Może to obejmować usunięcie trawnika i zastąpienie go różnymi rodzimymi roślinami, takimi jak polne kwiaty, krzewy i drzewa, które wymagają mniej wody i konserwacji, zapewniając jednocześnie ważne korzyści ekologiczne, takie jak siedliska dzikich zwierząt i lepsza gleba zdrowie. Rodzime rośliny mogą oferować zarówno tolerancję na suszę, jak i siedlisko dla ptaków, pszczół i motyli, mówi Hovis, co sprawi, że Twoje podwórko stanie się naturalnym pięknem.
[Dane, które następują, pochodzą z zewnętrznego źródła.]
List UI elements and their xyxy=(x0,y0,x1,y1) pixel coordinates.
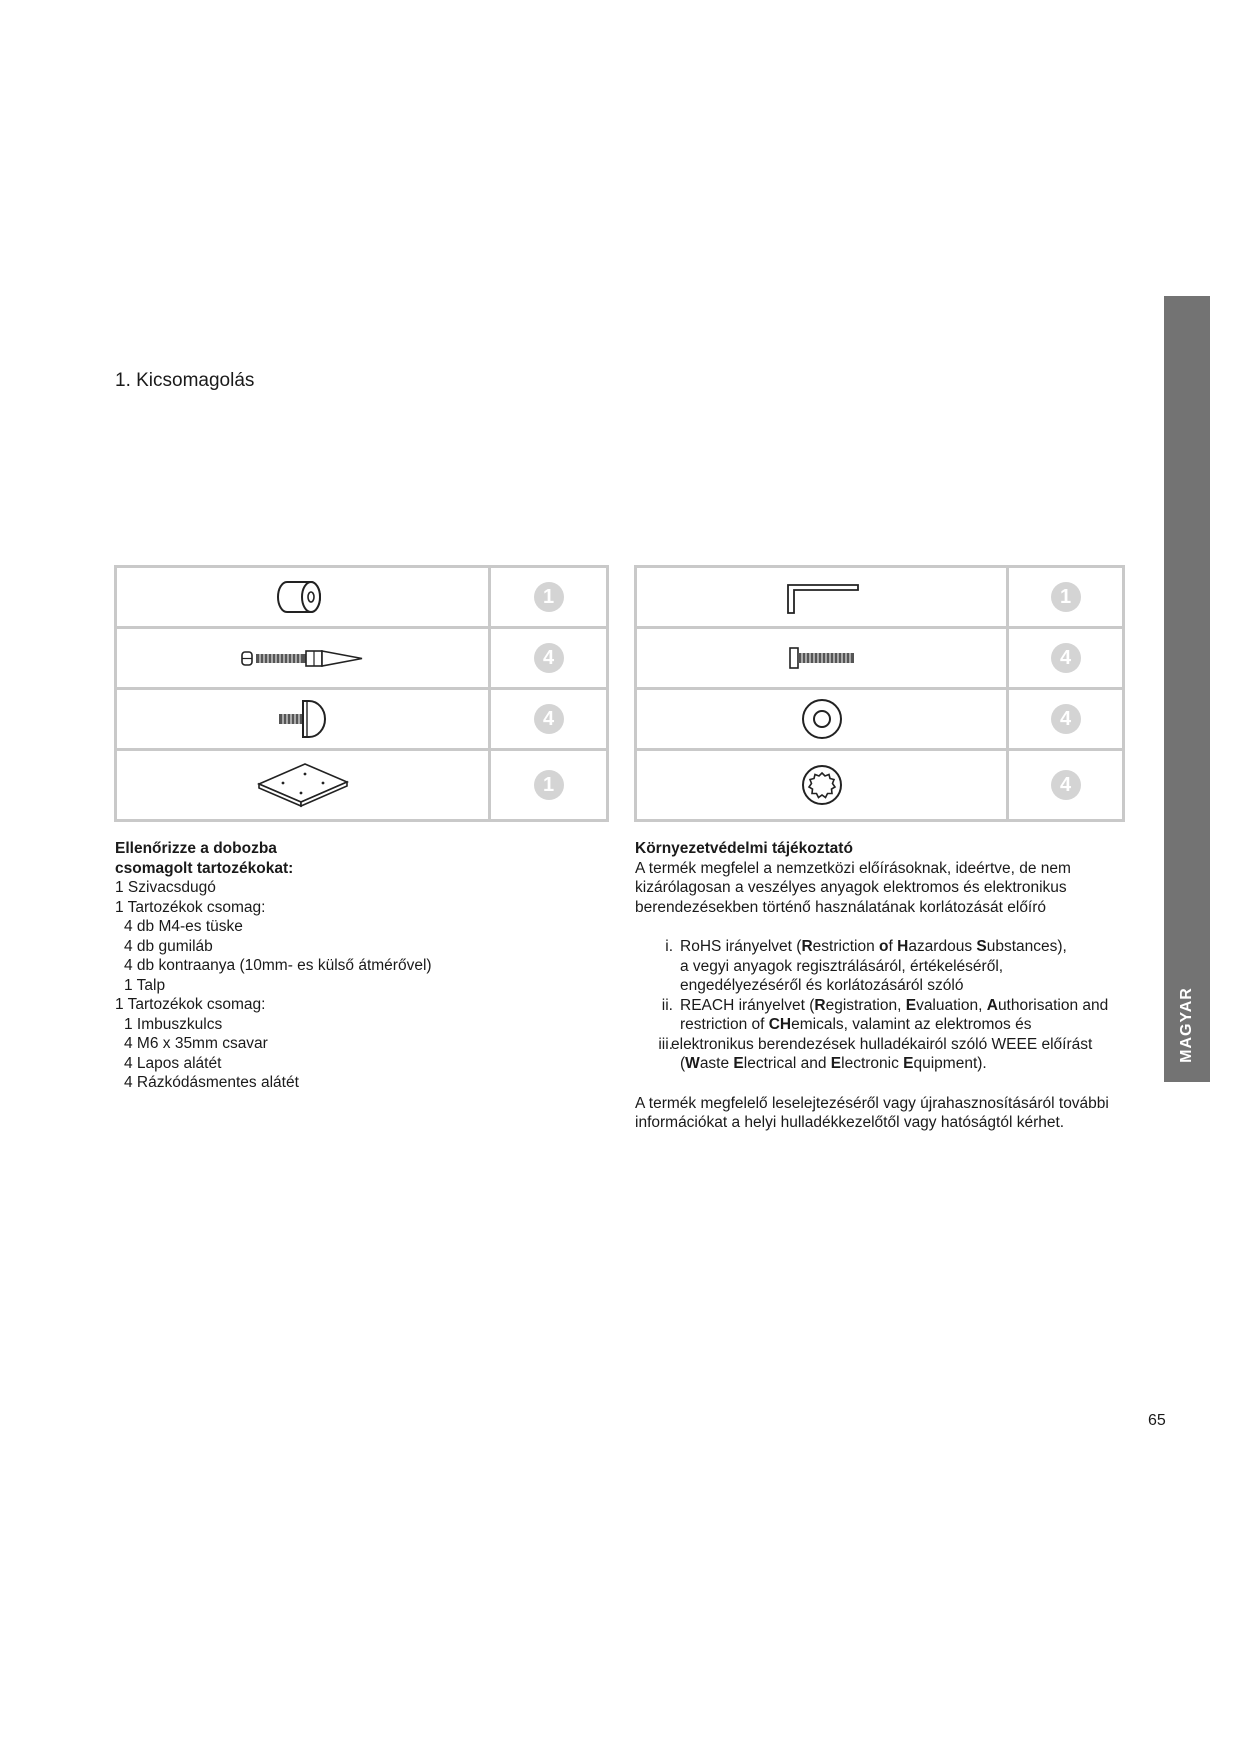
directive-item-rohs: i. RoHS irányelvet (Restriction of Hazardous Substances), a vegyi anyagok regisztrálásáról, értékeléséről, engedélyezéséről és korlátozásáról szóló xyxy=(635,937,1140,996)
environment-intro: berendezésekben történő használatának korlátozását előíró xyxy=(635,898,1047,916)
environmental-info xyxy=(635,839,1140,1133)
parts-table-right xyxy=(634,565,1125,822)
part-qty-cell xyxy=(491,568,606,626)
quantity-badge: 4 xyxy=(1051,704,1081,734)
lock-washer-icon xyxy=(798,761,846,809)
part-image-cell xyxy=(117,690,491,748)
spike-screw-icon xyxy=(238,643,368,673)
part-image-cell xyxy=(637,568,1009,626)
accessories-heading: Ellenőrizze a dobozba xyxy=(115,840,277,857)
hex-key-icon xyxy=(782,577,862,617)
environment-intro: kizárólagosan a veszélyes anyagok elektromos és elektronikus xyxy=(635,879,1067,896)
parts-row xyxy=(637,690,1122,751)
environment-intro: A termék megfelel a nemzetközi előírásoknak, ideértve, de nem xyxy=(635,859,1071,877)
accessory-line: 4 db gumiláb xyxy=(124,937,213,955)
part-qty-cell xyxy=(1009,568,1122,626)
quantity-badge: 1 xyxy=(1051,582,1081,612)
flat-washer-icon xyxy=(798,695,846,743)
language-tab-label: MAGYAR xyxy=(1178,987,1195,1063)
parts-row xyxy=(117,751,606,819)
part-image-cell xyxy=(637,751,1009,819)
environment-outro: információkat a helyi hulladékkezelőtől vagy hatóságtól kérhet. xyxy=(635,1114,1065,1131)
quantity-badge: 4 xyxy=(1051,770,1081,800)
parts-table-left xyxy=(114,565,609,822)
list-number: ii. xyxy=(661,996,673,1014)
accessory-line: 4 Lapos alátét xyxy=(124,1054,222,1072)
quantity-badge: 1 xyxy=(534,770,564,800)
parts-row xyxy=(637,568,1122,629)
part-image-cell xyxy=(117,751,491,819)
accessory-line: 4 db M4-es tüske xyxy=(124,918,243,935)
quantity-badge: 4 xyxy=(534,704,564,734)
accessory-line: 4 Rázkódásmentes alátét xyxy=(124,1074,299,1091)
part-qty-cell xyxy=(1009,629,1122,687)
accessories-heading: csomagolt tartozékokat: xyxy=(115,859,294,877)
quantity-badge: 4 xyxy=(534,643,564,673)
environment-heading: Környezetvédelmi tájékoztató xyxy=(635,840,853,857)
rubber-foot-icon xyxy=(273,697,333,741)
accessory-line: 4 db kontraanya (10mm- es külső átmérővel) xyxy=(124,957,432,974)
accessory-line: 1 Imbuszkulcs xyxy=(124,1015,223,1033)
bolt-icon xyxy=(784,643,860,673)
part-qty-cell xyxy=(1009,690,1122,748)
part-qty-cell xyxy=(491,751,606,819)
parts-row xyxy=(117,690,606,751)
part-image-cell xyxy=(637,629,1009,687)
list-number: iii. xyxy=(658,1035,673,1053)
accessory-line: 1 Tartozékok csomag: xyxy=(115,898,266,916)
quantity-badge: 1 xyxy=(534,582,564,612)
part-image-cell xyxy=(117,629,491,687)
language-tab xyxy=(1164,296,1210,1082)
parts-row xyxy=(117,629,606,690)
part-image-cell xyxy=(637,690,1009,748)
section-title: 1. Kicsomagolás xyxy=(115,370,255,391)
directive-item-weee: iii. elektronikus berendezések hulladékairól szóló WEEE előírást (Waste Electrical and Electronic Equipment). xyxy=(635,1035,1140,1074)
parts-row xyxy=(637,629,1122,690)
parts-row xyxy=(117,568,606,629)
accessory-line: 4 M6 x 35mm csavar xyxy=(124,1035,268,1052)
accessories-checklist xyxy=(115,839,595,1093)
accessory-line: 1 Talp xyxy=(124,976,166,994)
directive-item-reach: ii. REACH irányelvet (Registration, Evaluation, Authorisation and restriction of CHemicals, valamint az elektromos és xyxy=(635,996,1140,1035)
parts-row xyxy=(637,751,1122,819)
environment-outro: A termék megfelelő leselejtezéséről vagy újrahasznosításáról további xyxy=(635,1094,1109,1112)
foam-plug-icon xyxy=(273,574,333,620)
part-qty-cell xyxy=(491,629,606,687)
quantity-badge: 4 xyxy=(1051,643,1081,673)
accessory-line: 1 Tartozékok csomag: xyxy=(115,996,266,1013)
part-qty-cell xyxy=(1009,751,1122,819)
page-number: 65 xyxy=(1148,1412,1166,1429)
base-plate-icon xyxy=(253,758,353,812)
list-number: i. xyxy=(665,938,673,955)
part-qty-cell xyxy=(491,690,606,748)
part-image-cell xyxy=(117,568,491,626)
accessory-line: 1 Szivacsdugó xyxy=(115,879,216,896)
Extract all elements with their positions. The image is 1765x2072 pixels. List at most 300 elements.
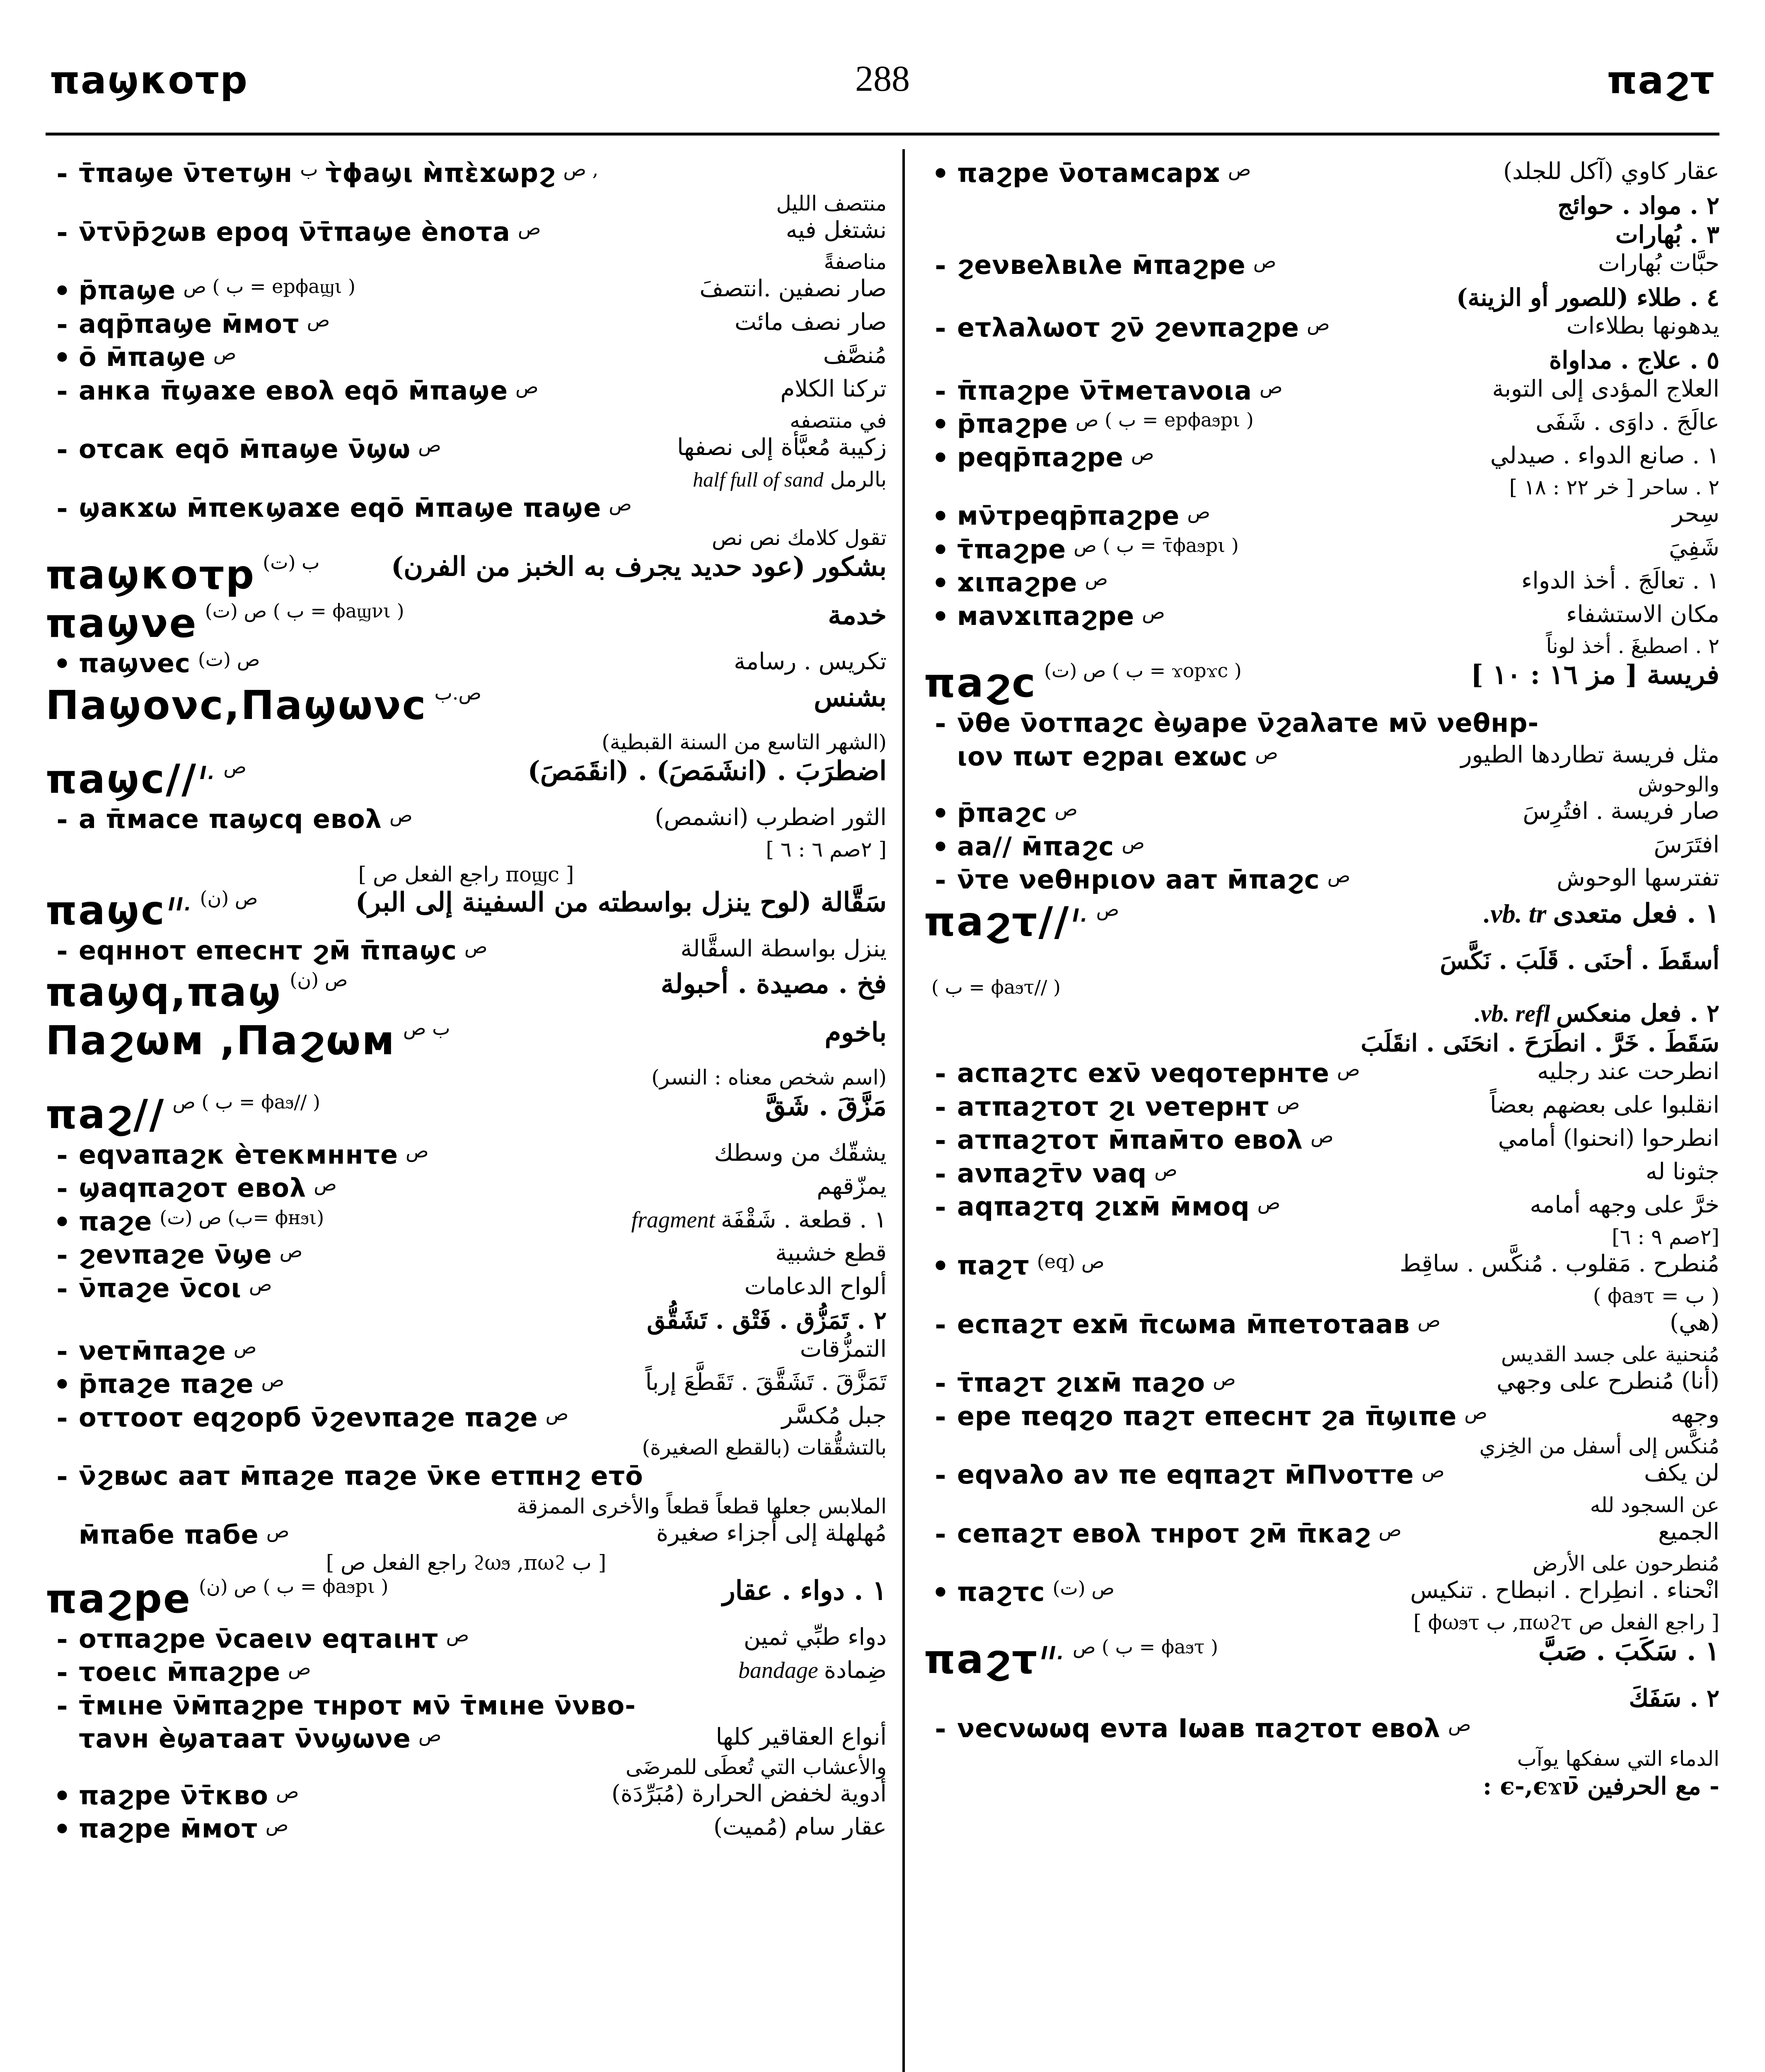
coptic-headword: peqp̄πaϩpe [957, 442, 1124, 472]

DomPiękny Logo Housebeautiful Lettermark
Bretania Anas

Pisarz współpracujący

Brittany Anas jest byłą reporterką gazety (Poczta Denver, Codzienny aparat Boulder) został niezależnym pisarzem. Zanim zaczęła działać na własną rękę, zajmowała się niemal każdym rytmem — od szkolnictwa wyższego po przestępczość. Teraz pisze o jedzeniu, koktajlach, podróżach i stylach życia dla Dziennik dla mężczyzn, Dom Piękny, Forbesa, Najprostszy, Shondaland, Żywotność, gazety Hearsta, TripSavvy i więcej. W wolnym czasie trenuje koszykówkę, rozbija baseny i uwielbia spędzać czas ze swoim niegrzecznym, ale uroczym bostońskim terierem, który nigdy nie dostał notatki, że rasa jest nazywana „dżentelmenem Ameryki”.